In second place, the Complainant considers that the Respondent’s "passive use" of the disputed domain names may be deemed as a bad faith behavior as foreseen by the Policy. As previously stated, since their registration, the disputed domain names have indeed been "parked" by the Respondent, without being actively used.
Such a "passive use" may indeed be considered as an infringement
of the above-mentioned paragraph if the circumstances applying to this case
are taken into account. Indeed, if the Panel adopts a factual approach to the
Respondent’s behavior (similar to the one applied in many decisions adopted
under the Policy such as Telstra Corporation Limited v. Nuclear Marshmallows,
WIPO Case No. D2000-0003; DCI S.A.
v. Link Commercial Corporation, WIPO Case
No. D2000-1232 or eBay, Inc. v. Sunho Hong, WIPO
Case No. D2000-1633), it is quite clear that the "passive use"
held by the Respondent must be considered "bad faith" as considered
by the Policy.
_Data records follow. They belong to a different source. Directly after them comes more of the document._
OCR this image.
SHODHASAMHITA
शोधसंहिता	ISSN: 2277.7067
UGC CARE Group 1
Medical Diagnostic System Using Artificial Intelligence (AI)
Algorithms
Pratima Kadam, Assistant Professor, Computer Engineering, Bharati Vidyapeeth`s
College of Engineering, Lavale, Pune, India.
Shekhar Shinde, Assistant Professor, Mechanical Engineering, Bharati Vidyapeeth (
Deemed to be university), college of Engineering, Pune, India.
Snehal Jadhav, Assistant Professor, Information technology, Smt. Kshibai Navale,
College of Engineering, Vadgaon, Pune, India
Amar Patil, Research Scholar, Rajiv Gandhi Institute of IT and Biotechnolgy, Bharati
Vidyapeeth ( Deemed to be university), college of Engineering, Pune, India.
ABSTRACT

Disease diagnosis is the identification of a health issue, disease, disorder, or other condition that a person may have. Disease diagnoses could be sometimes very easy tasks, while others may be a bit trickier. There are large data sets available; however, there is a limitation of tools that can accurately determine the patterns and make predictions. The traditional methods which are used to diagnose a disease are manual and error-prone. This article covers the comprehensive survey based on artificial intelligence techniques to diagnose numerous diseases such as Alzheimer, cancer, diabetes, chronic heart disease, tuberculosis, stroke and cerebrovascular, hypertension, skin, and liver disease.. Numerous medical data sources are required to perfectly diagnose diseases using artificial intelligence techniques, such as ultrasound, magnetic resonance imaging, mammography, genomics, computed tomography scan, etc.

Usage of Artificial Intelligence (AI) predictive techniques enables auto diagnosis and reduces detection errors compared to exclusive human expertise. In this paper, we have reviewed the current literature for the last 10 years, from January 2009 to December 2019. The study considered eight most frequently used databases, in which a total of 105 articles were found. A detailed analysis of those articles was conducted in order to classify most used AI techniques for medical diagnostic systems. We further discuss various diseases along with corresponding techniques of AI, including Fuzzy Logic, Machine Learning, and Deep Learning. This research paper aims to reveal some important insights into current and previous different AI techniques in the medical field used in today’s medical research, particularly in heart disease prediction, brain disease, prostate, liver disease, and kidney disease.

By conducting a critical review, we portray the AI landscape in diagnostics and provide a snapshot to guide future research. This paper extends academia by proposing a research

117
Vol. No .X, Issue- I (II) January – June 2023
In order to get to this conclusion the following facts must be
taken into account:
- The HARRODS trademark is well known in the US, where the Respondent seems to be located.
- The Respondent has not replied to the letters sent by the Complainant, nor has filed a response to the Complaint filed in this proceeding. In consequence, the Respondent has not provided the Panel with any element or evidence of good faith in regards of the registration and use of the disputed domain names.
- The Respondent did apparently post false contact information on the Whois database when it registered the disputed domain names and has kept it up to date. Such a behavior constitutes a clear breach of Article 4 of the Domain Discover’s registration agreement, which does expressly require the registrant to provide accurate and reliable contact information and promptly correct and update it.
Taking into account the above-mentioned arguments, the Panel concludes that the evidence shown by the Complainant regarding the Respondent’s passive holding of the disputed domain names satisfy the requirements foreseen by the Policy.
As a consequence, the Panel considers that the Complainant has been able to prove that the Respondent registered and has used the disputed domain names in bad faith, fulfilling the requirements set out by paragraph 4(a)(iii) of the Policy.
For all the foregoing reasons, in accordance with paragraphs 4(i) of the Policy and 15 of the Rules, the Panel orders that the domain names <harrodschicago.com> and <chicagoharrods.com> be transferred to the Complainant.